To better understand how private company boards are responding to heightened expectations for oversight of ESG, the KPMG Board Leadership Center surveyed nearly 200 portfolio company directors who fall into three categories: executives, investment professionals, and outside directors. We asked the directors to supplement their survey responses with write-in comments to expand on their views.
Taken together, the survey responses and write-in comments offer a glimpse into how private portfolio company boards view the importance of ESG issues to company performance, as well as the role of the board in overseeing these issues. Key takeaways include the following:
- Portfolio company directors rate ESG issues—including environmental risk and opportunity, workplace diversity, and ESG-related disclosures—significantly below the importance of the board’s oversight of strategy, talent, and corporate governance. This suggests that directors generally do not view ESG issues as critical to company performance; in fact, only half say their board believes that ESG issues have an impact on their company’s financial performance.
- When they are considered by the board, ESG priorities are driven by critical business issues. Among the directors surveyed, the factors having the greatest influence on ESG priorities are alignment with strategy, long-term value creation, customer expectations, and, for a small subset, moral/ethical reasons.
- Portfolio company directors have significant room to improve their understanding of the companies’ ESG issues, including management’s approach to metrics and measurement.
- Some ESG topics are not yet dedicated board agenda items. Many directors say that ESG issues—such as climate change and its impact on the business, as well as workplace diversity, equity, and inclusion (DEI)—should be added to the board’s agenda.
- To help the board to get a better handle on the company’s ESG risks and opportunities, directors cite the need for more frequent updates from management, board-level training and enrichment, and clarification of the board’s own priorities. They also said deeper dives on specific issues, competitive benchmarking, and employee surveys would be helpful.

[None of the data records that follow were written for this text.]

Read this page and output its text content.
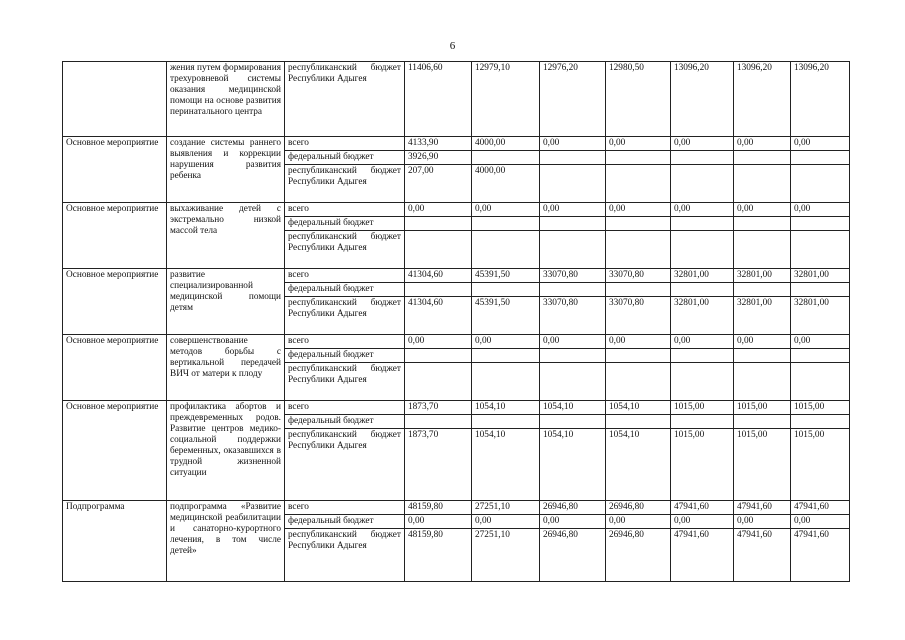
6
	жения путем формирования трехуровневой системы оказания медицинской помощи на основе развития перинатального центра	республиканский бюджет Республики Адыгея	11406,60	12979,10	12976,20	12980,50	13096,20	13096,20	13096,20
Основное мероприятие	создание системы раннего выявления и коррекции нарушения развития ребенка	всего	4133,90	4000,00	0,00	0,00	0,00	0,00	0,00
		федеральный бюджет	3926,90						
		республиканский бюджет Республики Адыгея	207,00	4000,00					
Основное мероприятие	выхаживание детей с экстремально низкой массой тела	всего	0,00	0,00	0,00	0,00	0,00	0,00	0,00
		федеральный бюджет							
		республиканский бюджет Республики Адыгея							
Основное мероприятие	развитие специализированной медицинской помощи детям	всего	41304,60	45391,50	33070,80	33070,80	32801,00	32801,00	32801,00
		федеральный бюджет							
		республиканский бюджет Республики Адыгея	41304,60	45391,50	33070,80	33070,80	32801,00	32801,00	32801,00
Основное мероприятие	совершенствование методов борьбы с вертикальной передачей ВИЧ от матери к плоду	всего	0,00	0,00	0,00	0,00	0,00	0,00	0,00
		федеральный бюджет							
		республиканский бюджет Республики Адыгея							
Основное мероприятие	профилактика абортов и преждевременных родов. Развитие центров медико-социальной поддержки беременных, оказавшихся в трудной жизненной ситуации	всего	1873,70	1054,10	1054,10	1054,10	1015,00	1015,00	1015,00
		федеральный бюджет							
		республиканский бюджет Республики Адыгея	1873,70	1054,10	1054,10	1054,10	1015,00	1015,00	1015,00
Подпрограмма	подпрограмма «Развитие медицинской реабилитации и санаторно-курортного лечения, в том числе детей»	всего	48159,80	27251,10	26946,80	26946,80	47941,60	47941,60	47941,60
		федеральный бюджет	0,00	0,00	0,00	0,00	0,00	0,00	0,00
		республиканский бюджет Республики Адыгея	48159,80	27251,10	26946,80	26946,80	47941,60	47941,60	47941,60
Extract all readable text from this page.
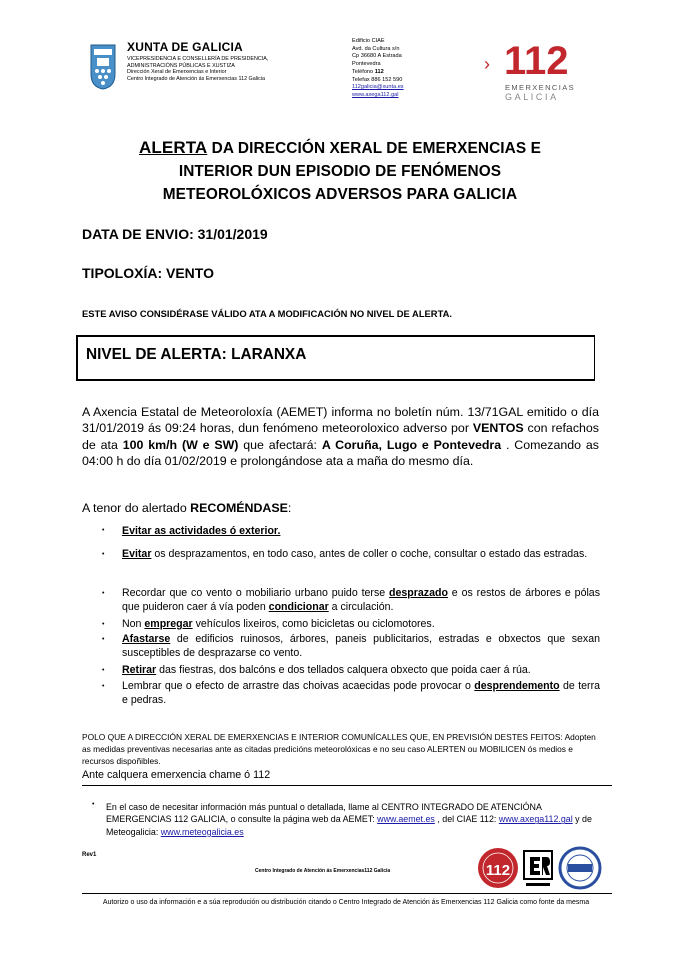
XUNTA DE GALICIA
VICEPRESIDENCIA E CONSELLERÍA DE PRESIDENCIA,
ADMINISTRACIÓNS PÚBLICAS E XUSTIZA
Dirección Xeral de Emerxencias e Interior
Centro Integrado de Atención ás Emerxencias 112 Galicia
Edificio CIAE
Avd. da Cultura s/n
Cp 36680 A Estrada
Pontevedra
Teléfono 112
Telefax 886 152 590
112galicia@xunta.es
www.axega112.gal
› 112
EMERXENCIAS
GALICIA
ALERTA DA DIRECCIÓN XERAL DE EMERXENCIAS E
INTERIOR DUN EPISODIO DE FENÓMENOS
METEOROLÓXICOS ADVERSOS PARA GALICIA
DATA DE ENVIO: 31/01/2019
TIPOLOXÍA: VENTO
ESTE AVISO CONSIDÉRASE VÁLIDO ATA A MODIFICACIÓN NO NIVEL DE ALERTA.
NIVEL DE ALERTA: LARANXA
A Axencia Estatal de Meteoroloxía (AEMET) informa no boletín núm. 13/71GAL emitido o día 31/01/2019 ás 09:24 horas, dun fenómeno meteoroloxico adverso por VENTOS con refachos de ata 100 km/h (W e SW) que afectará: A Coruña, Lugo e Pontevedra . Comezando as 04:00 h do día 01/02/2019 e prolongándose ata a maña do mesmo día.
A tenor do alertado RECOMÉNDASE:
• Evitar as actividades ó exterior.
• Evitar os desprazamentos, en todo caso, antes de coller o coche, consultar o estado das estradas.
• Recordar que co vento o mobiliario urbano puido terse desprazado e os restos de árbores e pólas que puideron caer á vía poden condicionar a circulación.
• Non empregar vehículos lixeiros, como bicicletas ou ciclomotores.
• Afastarse de edificios ruinosos, árbores, paneis publicitarios, estradas e obxectos que sexan susceptibles de desprazarse co vento.
• Retirar das fiestras, dos balcóns e dos tellados calquera obxecto que poida caer á rúa.
• Lembrar que o efecto de arrastre das choivas acaecidas pode provocar o desprendemento de terra e pedras.
POLO QUE A DIRECCIÓN XERAL DE EMERXENCIAS E INTERIOR COMUNÍCALLES QUE, EN PREVISIÓN DESTES FEITOS: Adopten as medidas preventivas necesarias ante as citadas predicións meteorolóxicas e no seu caso ALERTEN ou MOBILICEN ós medios e recursos dispoñibles.
Ante calquera emerxencia chame ó 112
• En el caso de necesitar información más puntual o detallada, llame al CENTRO INTEGRADO DE ATENCIÓNA EMERGENCIAS 112 GALICIA, o consulte la página web da AEMET: www.aemet.es , del CIAE 112: www.axega112.gal y de Meteogalicia: www.meteogalicia.es
Rev1
Centro Integrado de Atención ás Emerxencias112 Galicia	112
Autorizo o uso da información e a súa reprodución ou distribución citando o Centro Integrado de Atención ás Emerxencias 112 Galicia como fonte da mesma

Private portfolio company boards looking to expand their awareness of environmental and social issues may find that they are already focused on one critical component of the ESG conversation. Corporate culture—which 95% of respondents said is currently on their board’s radar—is increasingly recognised as key to executing on strategy and surfacing risks. While “S” or social issues expand to community engagement, human rights, diversity, and more, culture is seen by many as a gauge for the company’s ability to grow and retain talent, work with suppliers and business partners, and promote transparency. Deeper inquiry on culture—what drives employees, how they feel about products and services, whether transparency is encouraged—can help the board probe latent ESG matters and how they impact the company.